Eaton takes off his shirt and lays on the table and Souza starts right away, gently turning Eaton's head one way and then the other. Then he pokes areas of the shoulders, neck, head and back with firm fingers.

Occasionally you'll hear a wince, and sometimes grinding teeth, but mostly just "wow" and lots of giggling from a ticklish Eaton. He can hardly believe how quickly the pain is gone.

Not everyone has a good laugh when they see Souza, though. His muscle treatment usually has his patients in agonizing pain as he squeezes shoulders, pokes fingers into the back and neck, and pushes and pulls arms and legs into almost unnatural positions.

"My treatment is a little painful. A little painful for me, very painful for my patients," said Souza.

One of Souza's long-time patients, Mark Spongberg of Lindon, said, "It's not like you're getting a massage and say 'Oh, that feels good.' It hurts."

Spongberg, 59, has been seeing Souza for regular "Tune-ups," as Souza calls them, for seven years.

"You're fixed," says Souza after a session with Spongberg. It's a tune-up, so many of Souza's patients come back regularly for fixes from built-up bad habits.

"I specialize in putting my emotional tension into my muscles," said 48-year-old Diane Child of Provo, who started seeing Souza more than three years ago for hip pain that couldn't be resolved by doctors for 16 years.

Child says she has been relatively pain free since she's been seeing Souza, who she sees weekly.

"He always knows what to work on," she says. "You can run but you can't hide from Jason. He'll find what's wrong with you."

Child and Spongberg both say that Souza will poke around in other areas where they have no pain and find the source of the issue.

Licensed as a massage therapist, Souza still refers people to traditional kinds of massage therapists, chiropractors and physical therapists to enhance a patient's treatment."We need massage therapists, we need physicians, we need chiropractors," he says.

But he's had a hard time with that title because it doesn't explain what he actually does. He says no one has ever been able to explain exactly what he does, and he can't explain exactly how he does it.

"For me it's natural. I was born with this skill," he says.

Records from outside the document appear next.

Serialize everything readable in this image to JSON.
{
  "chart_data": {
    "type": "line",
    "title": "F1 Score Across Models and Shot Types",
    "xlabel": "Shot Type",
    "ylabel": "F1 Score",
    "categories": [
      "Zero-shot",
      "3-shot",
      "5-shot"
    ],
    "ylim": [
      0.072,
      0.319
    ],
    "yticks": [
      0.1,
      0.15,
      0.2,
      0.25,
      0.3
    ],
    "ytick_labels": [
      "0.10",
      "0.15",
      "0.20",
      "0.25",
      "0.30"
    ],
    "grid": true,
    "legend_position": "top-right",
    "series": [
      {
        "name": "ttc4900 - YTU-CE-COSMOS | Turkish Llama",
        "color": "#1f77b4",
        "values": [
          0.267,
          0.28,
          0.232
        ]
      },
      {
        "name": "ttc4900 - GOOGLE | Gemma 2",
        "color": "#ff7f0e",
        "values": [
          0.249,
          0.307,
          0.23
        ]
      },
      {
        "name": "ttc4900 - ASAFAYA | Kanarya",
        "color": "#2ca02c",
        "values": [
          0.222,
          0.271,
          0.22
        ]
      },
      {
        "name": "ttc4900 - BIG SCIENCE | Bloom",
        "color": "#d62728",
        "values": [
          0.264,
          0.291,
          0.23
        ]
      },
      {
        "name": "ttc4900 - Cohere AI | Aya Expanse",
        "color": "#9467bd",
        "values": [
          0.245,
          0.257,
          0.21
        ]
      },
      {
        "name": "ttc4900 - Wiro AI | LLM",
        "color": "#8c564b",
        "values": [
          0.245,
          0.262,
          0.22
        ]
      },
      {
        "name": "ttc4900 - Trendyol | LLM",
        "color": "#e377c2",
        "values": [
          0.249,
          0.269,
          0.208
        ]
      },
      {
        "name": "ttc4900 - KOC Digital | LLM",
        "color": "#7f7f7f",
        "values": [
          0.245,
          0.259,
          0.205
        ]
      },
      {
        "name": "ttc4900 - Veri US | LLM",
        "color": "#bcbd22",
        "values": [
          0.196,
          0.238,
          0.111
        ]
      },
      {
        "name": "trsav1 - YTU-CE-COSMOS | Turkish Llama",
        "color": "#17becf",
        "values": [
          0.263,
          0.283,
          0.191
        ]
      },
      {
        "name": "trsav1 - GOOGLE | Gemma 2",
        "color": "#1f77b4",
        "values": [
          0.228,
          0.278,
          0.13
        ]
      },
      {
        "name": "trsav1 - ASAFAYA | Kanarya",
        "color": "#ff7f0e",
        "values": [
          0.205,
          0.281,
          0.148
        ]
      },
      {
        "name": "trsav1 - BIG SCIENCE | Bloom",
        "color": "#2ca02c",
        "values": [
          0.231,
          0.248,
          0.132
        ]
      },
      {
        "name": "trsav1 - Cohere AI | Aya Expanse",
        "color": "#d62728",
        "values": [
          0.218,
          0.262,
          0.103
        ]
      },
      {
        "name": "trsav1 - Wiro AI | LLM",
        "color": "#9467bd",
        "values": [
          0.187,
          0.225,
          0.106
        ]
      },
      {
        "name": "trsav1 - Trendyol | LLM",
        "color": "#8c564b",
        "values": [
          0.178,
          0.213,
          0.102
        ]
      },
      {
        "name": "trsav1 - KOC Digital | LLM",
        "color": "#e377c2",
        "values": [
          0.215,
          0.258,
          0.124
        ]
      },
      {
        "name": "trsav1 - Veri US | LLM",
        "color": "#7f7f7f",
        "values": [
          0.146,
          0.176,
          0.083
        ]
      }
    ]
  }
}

Basically, Souza breaks apart the adhesions that hold muscle fibers together. When those adhesions are broken, oxygen is able to enter the cells and, according to Souza, helps them work better. It also helps release calcium built up in the fibers. He is in the process of writing a book explaining his technique and philosophy.

Souza's biggest challenge isn't explaining what he does, it's trying to get to everyone that needs his help. His Provo office is only the flagship clinic. He travels every other week to offices in Redondo Beach and San Diego. He's seen more than two-thousand patients in Provo alone ranging from just a few weeks old to 96.

"I think how many people are out there that are suffering and wonder how they can know about me so I can help them," he says.

Souzas Recommendations:

1. Stretch in themornings. "If in the morning we stretch our bodies and do a few movements, we'll be ready to start our day."

2. Deep breathing exercises in the abdomen, not the chest.

3. Be Patient. In life, at work, at home. Just learn to take it easy "We cannot be 100 percent every day."

4. Warm up your body before exercise, of course, but also before household chores, before a hike, before anything that can be strenuous.